O destaque particular, ao ensino e ao professorado, representa a íntima relação do autor com esta cidade de efetiva tradição universitária.

     :: Sobre o Ensino Português

Qualquer docente, que esteja vinculado, direta ou indiretamente, ao ensino de 1º e 2º graus, pode detectar problemas nesses níveis, ao verificar que uma grande parcela de vestibulandos ingressa na Faculdade com sérias deficiências em sua comunicação escrita. E o pior é que, quando o ingresso ocorre em Faculdades de Letras, os mesmos ex-vestibulandos podem chegar ao fim do curso, sem grandes acréscimos, e voltar aos níveis de 1º e 2º graus, agora na qualidade de professores de Português, muito possivelmente para engrossar a bola de neve dos problemas detectados.
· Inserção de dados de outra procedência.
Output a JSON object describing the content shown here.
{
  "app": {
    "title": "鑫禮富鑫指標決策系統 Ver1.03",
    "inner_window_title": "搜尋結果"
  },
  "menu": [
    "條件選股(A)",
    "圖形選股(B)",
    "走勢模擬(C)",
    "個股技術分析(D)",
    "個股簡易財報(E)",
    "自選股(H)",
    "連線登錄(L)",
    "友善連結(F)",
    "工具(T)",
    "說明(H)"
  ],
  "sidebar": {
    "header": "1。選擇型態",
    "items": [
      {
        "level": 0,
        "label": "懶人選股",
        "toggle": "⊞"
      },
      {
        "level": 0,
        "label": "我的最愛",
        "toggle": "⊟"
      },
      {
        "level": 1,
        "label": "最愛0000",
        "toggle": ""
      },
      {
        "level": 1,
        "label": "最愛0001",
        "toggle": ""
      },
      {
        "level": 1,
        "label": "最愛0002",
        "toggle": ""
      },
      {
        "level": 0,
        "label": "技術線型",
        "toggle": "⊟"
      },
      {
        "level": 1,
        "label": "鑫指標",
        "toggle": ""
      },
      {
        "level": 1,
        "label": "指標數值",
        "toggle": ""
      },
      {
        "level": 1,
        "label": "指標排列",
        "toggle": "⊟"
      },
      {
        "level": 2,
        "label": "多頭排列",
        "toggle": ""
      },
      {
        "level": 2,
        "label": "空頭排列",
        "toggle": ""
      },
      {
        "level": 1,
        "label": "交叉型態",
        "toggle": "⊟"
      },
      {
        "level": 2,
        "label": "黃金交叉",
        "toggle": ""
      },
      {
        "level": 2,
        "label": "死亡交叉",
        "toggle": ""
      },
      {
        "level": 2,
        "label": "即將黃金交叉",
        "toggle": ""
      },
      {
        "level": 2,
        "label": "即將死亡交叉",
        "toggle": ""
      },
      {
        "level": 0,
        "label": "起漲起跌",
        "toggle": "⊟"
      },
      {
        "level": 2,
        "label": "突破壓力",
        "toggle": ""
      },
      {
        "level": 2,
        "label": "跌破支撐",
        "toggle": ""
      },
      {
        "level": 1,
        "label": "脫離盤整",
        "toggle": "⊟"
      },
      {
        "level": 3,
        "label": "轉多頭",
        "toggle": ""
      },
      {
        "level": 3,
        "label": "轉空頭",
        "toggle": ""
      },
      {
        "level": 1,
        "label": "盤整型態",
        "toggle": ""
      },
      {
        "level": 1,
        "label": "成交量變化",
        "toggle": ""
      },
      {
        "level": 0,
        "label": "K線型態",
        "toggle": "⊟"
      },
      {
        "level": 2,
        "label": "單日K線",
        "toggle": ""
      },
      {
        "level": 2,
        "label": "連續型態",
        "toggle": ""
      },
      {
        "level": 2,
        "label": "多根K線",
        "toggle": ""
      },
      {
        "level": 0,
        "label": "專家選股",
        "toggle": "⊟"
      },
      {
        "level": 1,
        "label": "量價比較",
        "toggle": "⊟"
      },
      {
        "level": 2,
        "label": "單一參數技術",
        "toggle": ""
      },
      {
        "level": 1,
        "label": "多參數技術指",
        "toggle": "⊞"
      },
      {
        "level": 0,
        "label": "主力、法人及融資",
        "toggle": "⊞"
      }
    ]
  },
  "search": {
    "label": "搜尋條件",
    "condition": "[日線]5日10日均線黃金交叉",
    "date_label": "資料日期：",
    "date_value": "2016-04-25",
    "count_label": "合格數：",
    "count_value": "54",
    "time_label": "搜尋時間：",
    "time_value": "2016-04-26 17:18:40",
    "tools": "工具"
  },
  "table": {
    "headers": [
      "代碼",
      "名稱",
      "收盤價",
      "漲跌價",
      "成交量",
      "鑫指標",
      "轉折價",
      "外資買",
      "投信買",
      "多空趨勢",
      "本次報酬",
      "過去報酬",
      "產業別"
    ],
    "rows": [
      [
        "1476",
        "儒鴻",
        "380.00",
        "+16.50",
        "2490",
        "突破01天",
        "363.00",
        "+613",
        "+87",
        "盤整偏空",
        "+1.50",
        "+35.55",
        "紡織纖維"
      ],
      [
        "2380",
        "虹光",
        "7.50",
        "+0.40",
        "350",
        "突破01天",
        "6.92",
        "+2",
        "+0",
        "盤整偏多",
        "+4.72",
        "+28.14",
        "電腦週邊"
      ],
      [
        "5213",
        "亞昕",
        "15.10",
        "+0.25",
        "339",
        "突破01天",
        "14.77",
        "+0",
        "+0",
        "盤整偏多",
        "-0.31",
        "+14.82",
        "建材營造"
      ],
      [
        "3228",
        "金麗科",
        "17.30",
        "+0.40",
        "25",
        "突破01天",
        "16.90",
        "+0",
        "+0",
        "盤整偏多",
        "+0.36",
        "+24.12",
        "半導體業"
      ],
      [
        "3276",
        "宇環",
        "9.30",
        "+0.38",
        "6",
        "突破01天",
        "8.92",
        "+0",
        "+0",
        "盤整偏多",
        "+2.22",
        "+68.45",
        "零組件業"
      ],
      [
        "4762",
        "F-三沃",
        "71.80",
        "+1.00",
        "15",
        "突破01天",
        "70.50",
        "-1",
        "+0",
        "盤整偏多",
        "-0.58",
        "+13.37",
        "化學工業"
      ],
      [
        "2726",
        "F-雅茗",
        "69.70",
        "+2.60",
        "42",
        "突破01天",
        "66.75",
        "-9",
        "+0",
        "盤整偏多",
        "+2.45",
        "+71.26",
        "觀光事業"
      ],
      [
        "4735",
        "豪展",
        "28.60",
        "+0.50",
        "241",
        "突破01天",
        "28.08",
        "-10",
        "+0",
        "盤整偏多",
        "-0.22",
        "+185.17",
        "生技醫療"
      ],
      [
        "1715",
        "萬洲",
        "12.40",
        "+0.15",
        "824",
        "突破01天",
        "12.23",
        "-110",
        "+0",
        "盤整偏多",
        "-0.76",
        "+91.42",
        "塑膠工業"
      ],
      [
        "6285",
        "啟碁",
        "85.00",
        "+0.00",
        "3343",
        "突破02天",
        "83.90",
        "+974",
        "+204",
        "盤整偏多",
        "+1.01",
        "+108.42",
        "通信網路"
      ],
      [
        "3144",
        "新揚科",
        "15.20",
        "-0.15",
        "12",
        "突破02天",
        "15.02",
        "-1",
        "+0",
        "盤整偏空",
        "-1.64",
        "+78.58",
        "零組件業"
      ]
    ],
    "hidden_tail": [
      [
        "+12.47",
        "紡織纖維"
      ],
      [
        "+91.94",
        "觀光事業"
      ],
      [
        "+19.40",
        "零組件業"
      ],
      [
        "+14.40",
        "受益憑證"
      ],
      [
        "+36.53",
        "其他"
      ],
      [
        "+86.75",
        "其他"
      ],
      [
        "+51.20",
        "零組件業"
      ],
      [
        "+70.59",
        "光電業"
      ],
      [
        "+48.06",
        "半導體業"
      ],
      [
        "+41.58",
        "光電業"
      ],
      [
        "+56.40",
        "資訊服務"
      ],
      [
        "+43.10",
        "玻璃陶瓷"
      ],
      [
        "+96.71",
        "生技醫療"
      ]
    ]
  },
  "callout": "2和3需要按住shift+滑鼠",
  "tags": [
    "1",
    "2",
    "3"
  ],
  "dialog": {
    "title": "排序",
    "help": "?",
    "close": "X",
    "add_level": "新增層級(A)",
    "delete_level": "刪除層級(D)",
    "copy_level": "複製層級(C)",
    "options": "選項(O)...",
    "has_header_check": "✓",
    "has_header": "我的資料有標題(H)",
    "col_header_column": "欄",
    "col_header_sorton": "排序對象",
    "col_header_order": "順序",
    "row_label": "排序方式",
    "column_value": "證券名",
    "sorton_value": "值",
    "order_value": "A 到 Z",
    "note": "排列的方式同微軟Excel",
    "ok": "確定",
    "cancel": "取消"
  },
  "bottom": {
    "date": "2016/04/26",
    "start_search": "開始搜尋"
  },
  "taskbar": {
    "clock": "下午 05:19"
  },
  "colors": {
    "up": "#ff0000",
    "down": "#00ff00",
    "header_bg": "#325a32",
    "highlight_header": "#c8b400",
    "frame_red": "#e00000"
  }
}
É um círculo vicioso bastante negativo, especialmente numa época em que existem trabalhos de assessoria de boa qualidade, desde os Guias Curriculares até atividades individuais ou de equipes (em Universidades, em DREs ou DEs), passando pelos subsídios para a implementação do Guia Curricular de Língua Portuguesa para o 1º grau, elaborado pela C.E.N.P. da Secretaria da Educação. Talvez fosse válido já considerar que, se esses suportes não estão dando a sustentação que objetivam, é possível que a base inicial – os próprios Guias Curriculares – esteja inadequada e seja urgente a sua reformulação, evidentemente por especialistas dos vários níveis de ensino e de diversas Universidades de bom conceito.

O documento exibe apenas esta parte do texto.